As fetal therapy moves forward, we are likely to see more interventions that offer hope in conditions previously considered lethal. However, as with all new therapies, care must be taken to consider not just the short-term ramifications of the intervention but how both maternal and child health will be affected over the life course. This model suggests that serial amnioinfusion in cases of fetal bilateral renal agenesis may be a cost-effective intervention under plausible conditions and therefore warrants further prospective studies. This model also suggests that serial amnioinfusion for bilateral renal agenesis may not be cost effective if prospective studies demonstrate only a small benefit. Our study highlights the outcomes that a prospective study must evaluate if we are to determine whether this intervention is cost-effective. These include not only the rate of neonatal survival following serial amnioinfusion but also the rate of survival to transplant, the age at transplant and the quality of life and longevity following transplant.

Given the absence of data on the long-term outcomes of neonates who receive serial amnioinfusions for BRA, we fully acknowledge that this cost-effective model has significant limitations. Even if we accept the assumption that serial amnioinfusions are successful at reducing stillbirth rates and neonatal death rates and allow for normal fetal lung development, we have no first hand data on how these children will respond long term to dialysis or renal transplant. For this study, we extrapolated from other renal disorders that begin in utero, but it is possible that the difference in etiology will lead to a significantly different response to the same interventions. Thus the ICERs calculated should not be taken as an exact measure but as an indicator that despite the years of dialysis, eventual transplant and post-transplant care are required for these children, there are plausible conditions in which intervention could be cost-effective from a health care perspective.

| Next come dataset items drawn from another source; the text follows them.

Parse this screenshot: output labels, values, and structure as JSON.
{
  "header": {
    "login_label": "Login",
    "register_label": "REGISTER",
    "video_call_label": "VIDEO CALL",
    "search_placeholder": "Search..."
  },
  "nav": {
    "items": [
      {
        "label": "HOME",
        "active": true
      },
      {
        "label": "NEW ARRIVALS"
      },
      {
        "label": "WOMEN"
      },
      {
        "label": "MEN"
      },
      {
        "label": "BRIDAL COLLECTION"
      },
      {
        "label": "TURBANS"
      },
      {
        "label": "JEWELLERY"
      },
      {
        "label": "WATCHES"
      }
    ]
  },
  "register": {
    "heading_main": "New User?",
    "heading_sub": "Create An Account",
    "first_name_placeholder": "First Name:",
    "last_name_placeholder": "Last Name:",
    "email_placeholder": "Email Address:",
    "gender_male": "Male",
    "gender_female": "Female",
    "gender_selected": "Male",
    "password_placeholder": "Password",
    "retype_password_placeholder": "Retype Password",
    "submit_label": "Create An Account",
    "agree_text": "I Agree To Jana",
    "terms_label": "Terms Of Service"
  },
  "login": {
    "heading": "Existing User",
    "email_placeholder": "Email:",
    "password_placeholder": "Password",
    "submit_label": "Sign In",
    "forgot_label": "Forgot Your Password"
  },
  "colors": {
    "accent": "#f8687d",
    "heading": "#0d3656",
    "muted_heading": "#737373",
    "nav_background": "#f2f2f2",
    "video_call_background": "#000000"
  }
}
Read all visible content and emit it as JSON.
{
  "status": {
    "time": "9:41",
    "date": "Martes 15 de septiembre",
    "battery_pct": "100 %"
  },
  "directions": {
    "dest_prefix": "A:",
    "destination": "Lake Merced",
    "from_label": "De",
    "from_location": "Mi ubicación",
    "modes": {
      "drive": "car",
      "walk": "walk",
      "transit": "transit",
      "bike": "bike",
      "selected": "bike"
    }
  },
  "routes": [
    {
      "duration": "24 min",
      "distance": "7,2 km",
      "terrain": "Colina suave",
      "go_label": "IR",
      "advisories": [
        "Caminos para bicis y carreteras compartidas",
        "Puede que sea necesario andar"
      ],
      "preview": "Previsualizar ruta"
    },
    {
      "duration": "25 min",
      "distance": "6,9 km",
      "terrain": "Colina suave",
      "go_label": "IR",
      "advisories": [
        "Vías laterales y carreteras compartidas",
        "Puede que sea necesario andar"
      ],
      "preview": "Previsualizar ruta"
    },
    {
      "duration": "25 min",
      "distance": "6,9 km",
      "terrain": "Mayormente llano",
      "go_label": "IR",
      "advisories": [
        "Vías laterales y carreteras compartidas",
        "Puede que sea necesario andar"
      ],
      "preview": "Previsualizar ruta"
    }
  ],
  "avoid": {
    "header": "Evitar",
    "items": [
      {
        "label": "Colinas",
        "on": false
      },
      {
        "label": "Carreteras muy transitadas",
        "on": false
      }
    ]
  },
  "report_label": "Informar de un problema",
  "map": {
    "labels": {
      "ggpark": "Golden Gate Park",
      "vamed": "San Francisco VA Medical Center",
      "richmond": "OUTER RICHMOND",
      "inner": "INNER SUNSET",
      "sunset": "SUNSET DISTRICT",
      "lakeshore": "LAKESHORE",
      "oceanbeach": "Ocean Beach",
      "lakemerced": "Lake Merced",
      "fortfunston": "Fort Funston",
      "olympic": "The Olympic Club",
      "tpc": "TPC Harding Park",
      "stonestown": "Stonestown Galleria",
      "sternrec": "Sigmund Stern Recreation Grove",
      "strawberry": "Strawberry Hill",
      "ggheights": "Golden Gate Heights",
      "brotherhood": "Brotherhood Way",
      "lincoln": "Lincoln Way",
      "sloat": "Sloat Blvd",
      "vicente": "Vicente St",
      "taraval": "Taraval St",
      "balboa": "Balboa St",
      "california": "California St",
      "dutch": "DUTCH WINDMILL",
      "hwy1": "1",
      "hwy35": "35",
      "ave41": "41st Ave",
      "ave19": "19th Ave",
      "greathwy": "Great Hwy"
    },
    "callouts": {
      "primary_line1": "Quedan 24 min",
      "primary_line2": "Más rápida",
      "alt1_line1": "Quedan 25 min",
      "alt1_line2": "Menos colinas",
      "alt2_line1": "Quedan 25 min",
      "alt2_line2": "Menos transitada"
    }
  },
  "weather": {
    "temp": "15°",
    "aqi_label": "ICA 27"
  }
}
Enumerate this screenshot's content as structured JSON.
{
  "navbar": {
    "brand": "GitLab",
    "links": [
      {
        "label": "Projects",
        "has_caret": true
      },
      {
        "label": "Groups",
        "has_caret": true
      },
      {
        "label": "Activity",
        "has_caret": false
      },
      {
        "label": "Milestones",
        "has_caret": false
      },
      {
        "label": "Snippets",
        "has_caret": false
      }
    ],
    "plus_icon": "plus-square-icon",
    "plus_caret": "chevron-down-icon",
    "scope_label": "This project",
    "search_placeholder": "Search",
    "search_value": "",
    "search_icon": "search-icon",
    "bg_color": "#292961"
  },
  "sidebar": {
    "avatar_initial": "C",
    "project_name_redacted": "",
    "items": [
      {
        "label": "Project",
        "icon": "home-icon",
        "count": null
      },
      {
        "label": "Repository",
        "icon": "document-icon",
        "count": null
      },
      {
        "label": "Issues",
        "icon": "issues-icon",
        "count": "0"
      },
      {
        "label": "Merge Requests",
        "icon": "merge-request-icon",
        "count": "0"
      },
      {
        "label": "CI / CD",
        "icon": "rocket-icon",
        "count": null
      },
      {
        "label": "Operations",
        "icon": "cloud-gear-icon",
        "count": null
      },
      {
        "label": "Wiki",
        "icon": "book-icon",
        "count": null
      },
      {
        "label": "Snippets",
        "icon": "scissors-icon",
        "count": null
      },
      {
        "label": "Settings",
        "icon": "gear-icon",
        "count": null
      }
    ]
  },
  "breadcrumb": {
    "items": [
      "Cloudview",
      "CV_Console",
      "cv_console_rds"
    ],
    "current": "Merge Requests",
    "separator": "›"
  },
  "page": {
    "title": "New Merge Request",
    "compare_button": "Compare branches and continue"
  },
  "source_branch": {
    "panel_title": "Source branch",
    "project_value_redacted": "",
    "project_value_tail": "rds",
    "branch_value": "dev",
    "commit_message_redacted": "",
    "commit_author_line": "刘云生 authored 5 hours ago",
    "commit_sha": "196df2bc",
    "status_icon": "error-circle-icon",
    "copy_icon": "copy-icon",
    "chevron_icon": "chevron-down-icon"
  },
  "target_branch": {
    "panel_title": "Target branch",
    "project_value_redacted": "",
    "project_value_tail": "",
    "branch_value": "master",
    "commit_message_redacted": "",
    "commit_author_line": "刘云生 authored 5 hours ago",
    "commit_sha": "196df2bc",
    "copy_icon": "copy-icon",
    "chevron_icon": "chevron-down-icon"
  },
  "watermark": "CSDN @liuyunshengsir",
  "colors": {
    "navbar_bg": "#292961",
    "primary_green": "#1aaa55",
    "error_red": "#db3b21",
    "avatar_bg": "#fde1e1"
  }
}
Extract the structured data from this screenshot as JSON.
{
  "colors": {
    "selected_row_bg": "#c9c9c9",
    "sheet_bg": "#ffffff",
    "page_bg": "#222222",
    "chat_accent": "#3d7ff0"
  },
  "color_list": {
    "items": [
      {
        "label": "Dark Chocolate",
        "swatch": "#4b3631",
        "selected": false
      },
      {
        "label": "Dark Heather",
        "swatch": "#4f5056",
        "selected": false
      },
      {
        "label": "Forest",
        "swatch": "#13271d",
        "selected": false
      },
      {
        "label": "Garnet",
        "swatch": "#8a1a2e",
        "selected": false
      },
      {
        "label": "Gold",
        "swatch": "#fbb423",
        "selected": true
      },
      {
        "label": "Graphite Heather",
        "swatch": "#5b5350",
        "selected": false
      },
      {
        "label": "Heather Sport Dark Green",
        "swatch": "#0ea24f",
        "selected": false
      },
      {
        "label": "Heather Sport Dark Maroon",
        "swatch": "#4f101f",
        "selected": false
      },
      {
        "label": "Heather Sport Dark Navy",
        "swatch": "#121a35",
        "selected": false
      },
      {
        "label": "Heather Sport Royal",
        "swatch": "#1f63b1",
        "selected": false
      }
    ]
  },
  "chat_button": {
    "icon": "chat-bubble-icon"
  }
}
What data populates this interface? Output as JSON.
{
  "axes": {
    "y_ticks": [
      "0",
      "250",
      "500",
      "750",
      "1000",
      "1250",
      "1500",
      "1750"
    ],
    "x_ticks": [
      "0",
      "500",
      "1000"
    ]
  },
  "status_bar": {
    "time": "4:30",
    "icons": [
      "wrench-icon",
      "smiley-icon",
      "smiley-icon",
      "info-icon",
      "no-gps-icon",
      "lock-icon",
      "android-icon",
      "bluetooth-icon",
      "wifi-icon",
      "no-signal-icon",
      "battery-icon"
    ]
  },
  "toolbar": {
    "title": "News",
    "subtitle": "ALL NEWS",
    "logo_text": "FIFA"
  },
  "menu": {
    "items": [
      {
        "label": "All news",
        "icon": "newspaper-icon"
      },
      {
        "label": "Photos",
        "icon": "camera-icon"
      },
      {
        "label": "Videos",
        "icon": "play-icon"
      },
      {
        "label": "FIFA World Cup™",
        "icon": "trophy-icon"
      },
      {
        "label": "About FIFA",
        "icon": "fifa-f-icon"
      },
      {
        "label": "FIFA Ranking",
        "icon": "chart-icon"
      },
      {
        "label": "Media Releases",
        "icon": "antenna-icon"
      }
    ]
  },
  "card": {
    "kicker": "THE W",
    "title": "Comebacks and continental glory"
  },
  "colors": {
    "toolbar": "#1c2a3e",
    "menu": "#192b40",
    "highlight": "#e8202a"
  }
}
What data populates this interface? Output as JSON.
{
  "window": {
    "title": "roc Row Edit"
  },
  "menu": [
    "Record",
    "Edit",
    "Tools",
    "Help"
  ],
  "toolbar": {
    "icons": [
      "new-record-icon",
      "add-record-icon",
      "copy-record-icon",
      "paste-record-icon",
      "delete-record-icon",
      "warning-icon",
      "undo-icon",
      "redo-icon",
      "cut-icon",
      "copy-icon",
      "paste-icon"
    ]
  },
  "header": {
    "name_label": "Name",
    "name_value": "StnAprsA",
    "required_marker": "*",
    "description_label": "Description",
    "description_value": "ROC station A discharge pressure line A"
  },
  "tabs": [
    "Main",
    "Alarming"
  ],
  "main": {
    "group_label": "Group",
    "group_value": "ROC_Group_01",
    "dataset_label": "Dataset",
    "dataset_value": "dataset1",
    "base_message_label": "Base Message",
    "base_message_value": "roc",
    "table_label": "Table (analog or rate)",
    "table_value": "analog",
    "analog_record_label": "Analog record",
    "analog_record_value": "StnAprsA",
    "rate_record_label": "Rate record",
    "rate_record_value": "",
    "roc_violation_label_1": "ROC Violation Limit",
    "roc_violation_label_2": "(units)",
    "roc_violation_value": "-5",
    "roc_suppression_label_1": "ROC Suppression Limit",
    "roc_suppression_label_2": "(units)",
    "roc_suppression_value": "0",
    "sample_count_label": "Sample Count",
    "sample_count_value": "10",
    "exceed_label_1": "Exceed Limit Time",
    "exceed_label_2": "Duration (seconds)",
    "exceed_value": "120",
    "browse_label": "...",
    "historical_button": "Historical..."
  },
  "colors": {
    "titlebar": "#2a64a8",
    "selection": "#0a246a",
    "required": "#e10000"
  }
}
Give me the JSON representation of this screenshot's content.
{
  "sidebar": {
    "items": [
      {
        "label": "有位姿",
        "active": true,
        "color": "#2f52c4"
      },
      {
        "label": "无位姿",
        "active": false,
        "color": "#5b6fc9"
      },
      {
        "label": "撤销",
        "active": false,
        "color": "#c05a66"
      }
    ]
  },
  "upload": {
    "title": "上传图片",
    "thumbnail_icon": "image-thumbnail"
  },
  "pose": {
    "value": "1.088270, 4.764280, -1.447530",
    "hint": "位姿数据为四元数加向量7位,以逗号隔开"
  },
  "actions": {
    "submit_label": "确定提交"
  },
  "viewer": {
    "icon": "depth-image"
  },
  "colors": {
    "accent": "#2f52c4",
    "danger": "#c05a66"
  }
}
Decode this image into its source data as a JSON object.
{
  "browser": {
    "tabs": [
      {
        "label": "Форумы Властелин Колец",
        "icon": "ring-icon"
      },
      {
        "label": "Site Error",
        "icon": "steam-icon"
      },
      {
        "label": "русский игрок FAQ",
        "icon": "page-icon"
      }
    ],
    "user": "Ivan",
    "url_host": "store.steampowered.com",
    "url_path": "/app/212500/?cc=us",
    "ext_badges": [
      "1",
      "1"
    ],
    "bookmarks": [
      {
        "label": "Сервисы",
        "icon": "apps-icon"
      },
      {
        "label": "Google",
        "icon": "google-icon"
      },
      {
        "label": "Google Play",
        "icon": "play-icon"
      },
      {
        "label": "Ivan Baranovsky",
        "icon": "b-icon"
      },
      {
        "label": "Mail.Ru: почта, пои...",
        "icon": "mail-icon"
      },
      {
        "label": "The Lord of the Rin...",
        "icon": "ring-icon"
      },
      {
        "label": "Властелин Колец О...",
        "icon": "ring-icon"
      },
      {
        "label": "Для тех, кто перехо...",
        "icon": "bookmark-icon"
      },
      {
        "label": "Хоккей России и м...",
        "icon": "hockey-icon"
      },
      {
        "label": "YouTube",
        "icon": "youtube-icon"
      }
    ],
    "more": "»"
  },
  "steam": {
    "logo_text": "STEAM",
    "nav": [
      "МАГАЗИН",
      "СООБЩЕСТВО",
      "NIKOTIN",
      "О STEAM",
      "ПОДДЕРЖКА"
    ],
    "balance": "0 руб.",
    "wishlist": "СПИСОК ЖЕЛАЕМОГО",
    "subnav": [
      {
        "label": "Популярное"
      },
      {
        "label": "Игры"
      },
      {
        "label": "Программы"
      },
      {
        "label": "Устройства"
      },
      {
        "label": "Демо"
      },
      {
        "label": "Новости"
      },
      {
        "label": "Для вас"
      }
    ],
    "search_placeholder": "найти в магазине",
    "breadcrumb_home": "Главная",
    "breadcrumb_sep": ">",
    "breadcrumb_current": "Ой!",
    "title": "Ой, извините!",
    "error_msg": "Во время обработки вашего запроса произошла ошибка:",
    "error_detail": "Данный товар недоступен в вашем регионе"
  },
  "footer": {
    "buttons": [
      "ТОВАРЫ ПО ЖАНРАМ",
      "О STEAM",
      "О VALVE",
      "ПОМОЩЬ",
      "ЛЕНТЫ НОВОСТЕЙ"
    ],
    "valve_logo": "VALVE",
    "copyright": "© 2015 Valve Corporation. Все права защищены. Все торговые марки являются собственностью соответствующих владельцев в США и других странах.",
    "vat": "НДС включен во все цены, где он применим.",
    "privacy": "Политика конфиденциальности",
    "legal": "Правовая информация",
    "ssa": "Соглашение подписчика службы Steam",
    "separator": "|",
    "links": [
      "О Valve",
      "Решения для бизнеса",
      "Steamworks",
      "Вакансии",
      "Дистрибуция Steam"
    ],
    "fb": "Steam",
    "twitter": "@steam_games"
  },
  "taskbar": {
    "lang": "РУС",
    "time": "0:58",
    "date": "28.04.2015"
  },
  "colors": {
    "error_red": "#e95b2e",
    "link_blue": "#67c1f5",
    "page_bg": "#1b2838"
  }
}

In fact, this model is intended not to demonstrate that amnioinfusion is or is not cost effective but instead to identify which data points most greatly impact the cost and effect analysis. Perhaps future research can be focused on obtaining that information. Too often obstetrical studies focus only on the immediate outcome of surviving through the neonatal period. Even if we achieve lung function in BRA-affected neonates, serial amnioinfusions for BRA pose a risk of infection to the mother and the risk of false hope to the family. Furthermore, BRA may still be a lethal condition prior to reaching childhood. This decision model highlights that efficacy of serial amnioinfusion cannot be judged by survival into infancy but must also be assessed in terms of survival to transplant and quality of life and longevity post-transplant.

As we wait for prospective long-term data, it seems reasonable to discuss serial amnioinfusions with patients who desire to continue pregnancy when BRA is diagnosed. However, like other novel fetal interventions, interested patients must be made aware that the outcomes remain uncertain. Ideally, women who move forward with this intervention will be part of a study protocol so that over time, we will have short and long term data to offer patients regarding survival rates following neonatal dialysis and transplant, incidence and prevention of organ rejection and quality of life issues post-transplant.

Acknowledgments

None.

Conflict of interest

The authors declare there is no conflict of interests.